Nesse período, no mundo islâmico, houve uma explosão repentina de interesse pela herança pré-islâmica, especialmente por sua capacidade de legitimar o Estado-nação. No Afeganistão vizinho, havia uma intelectualidade vibrante e em expansão, ansiosa por explorar o rico passado antigo de sua nação. O historiador afegão Ahmad Ali Kohzad denunciou a mudança de nome como uma tentativa persa de reivindicar a posse do Grande Irã em sua totalidade, opinando amargamente que “o nome do todo foi dado a uma parte”. Contudo, Kohzad também reconheceu, ainda que relutantemente, a enorme influência persa sobre o Grande Irã como um todo.

Nesse sentido, Reza Shah, que nasceu Reza Khan numa família mazandarani do Cáspio, lançou uma campanha de persianização que visava eliminar as identidades culturais de não persas, incluindo os mazandaranis étnicos. Os povos turcos foram os principais alvos, embora muitos dos arquitetos e apoiadores mais fervorosos dessa política de assimilação forçada fossem azerbaijanos étnicos que tinham rejeitado sua etnia turca em favor de uma identidade persa.

Além do Oriente Médio, a política identitária desempenhava um papel fundamental na política europeia. Reza Shah era um admirador de Hitler. Da mesma forma, seu filho e sucessor, Mohammed Reza Shah, chegou a fazer alusão positiva à teoria da raça ariana ao descrever o Irã como semelhante às “outras nações arianas da Europa”. Lembremos que na época, a Europa e o Ocidente eram vistos como o ápice da civilização. Muitos líderes do Oriente Médio, incluindo Atatürk, amigo de Reza Shah, sentiam que precisavam se tornar semelhantes aos europeus pra serem fortes e poderosos como eles.

Ambos os xás da dinastia Pahlavi fomentaram essa fusão entre o excepcionalismo persa e o secularismo radical que o acompanhava e reprimiram brutalmente qualquer descontentamento manifestado pelos influentes clérigos islâmicos do país e pelas massas iranianas em geral. Isso culminou com a deposição de Mohammad Reza em 1979 e a instalação de uma teocracia islâmica ultraconservadora em seu lugar, inaugurando uma Pérsia sem monarquia pela primeira vez na história registrada e um futuro instável.

As identidades iraniana e persa se misturaram e divergiram com tanta frequência ao longo de mais de 2 mil anos que, às vezes, é difícil discernir quais aspectos de cada uma são distintos.
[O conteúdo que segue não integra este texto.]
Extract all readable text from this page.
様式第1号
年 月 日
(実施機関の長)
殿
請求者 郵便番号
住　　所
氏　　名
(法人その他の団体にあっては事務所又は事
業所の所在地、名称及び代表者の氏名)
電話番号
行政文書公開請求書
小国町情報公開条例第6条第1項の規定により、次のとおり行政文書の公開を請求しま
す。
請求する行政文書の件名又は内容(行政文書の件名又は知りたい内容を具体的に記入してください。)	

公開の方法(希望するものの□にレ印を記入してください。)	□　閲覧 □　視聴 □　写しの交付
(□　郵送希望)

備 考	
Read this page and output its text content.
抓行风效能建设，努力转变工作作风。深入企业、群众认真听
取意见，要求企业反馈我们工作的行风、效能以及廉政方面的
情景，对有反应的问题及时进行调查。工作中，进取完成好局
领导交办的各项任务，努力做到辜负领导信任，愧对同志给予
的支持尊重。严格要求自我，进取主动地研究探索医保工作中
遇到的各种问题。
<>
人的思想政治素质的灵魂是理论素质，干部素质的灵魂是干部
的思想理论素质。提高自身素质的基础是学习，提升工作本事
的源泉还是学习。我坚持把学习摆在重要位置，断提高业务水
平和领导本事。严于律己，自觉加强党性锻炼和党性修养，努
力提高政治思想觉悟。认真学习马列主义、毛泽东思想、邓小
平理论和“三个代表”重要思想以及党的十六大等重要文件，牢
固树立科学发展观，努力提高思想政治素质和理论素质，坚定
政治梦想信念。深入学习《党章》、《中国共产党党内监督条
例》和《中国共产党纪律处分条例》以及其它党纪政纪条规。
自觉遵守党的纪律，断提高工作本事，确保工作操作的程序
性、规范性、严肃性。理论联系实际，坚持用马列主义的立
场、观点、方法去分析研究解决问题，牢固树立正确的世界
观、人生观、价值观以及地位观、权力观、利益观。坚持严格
A autoridade duradoura e relativamente incontestada da república islâmica, portanto, pode potencialmente redefinir permanentemente a identidade iraniana mais uma vez. O domínio do islã no Irã não é novidade, mas a rejeição da herança persa pela liderança iraniana, sim. Ferdusi relatou com orgulho mais de mil anos de tradição cultural persa zoroastriana na Epopeia dos Reis, embora ele próprio fosse muçulmano.

O atual Estado iraniano se mantém distante de grande parte da herança persa, intrinsecamente ligada à terra. Só o tempo vai dizer se ele vai se engajar com a identidade persa histórica ou contribuir pro desenvolvimento de uma nova. Meu palpite é que vai ter o mesmo efeito pendular das reformas modernizadoras dos Pahlavi: fazer com que, no final, um número suficiente de iranianos retorne ao extremo oposto.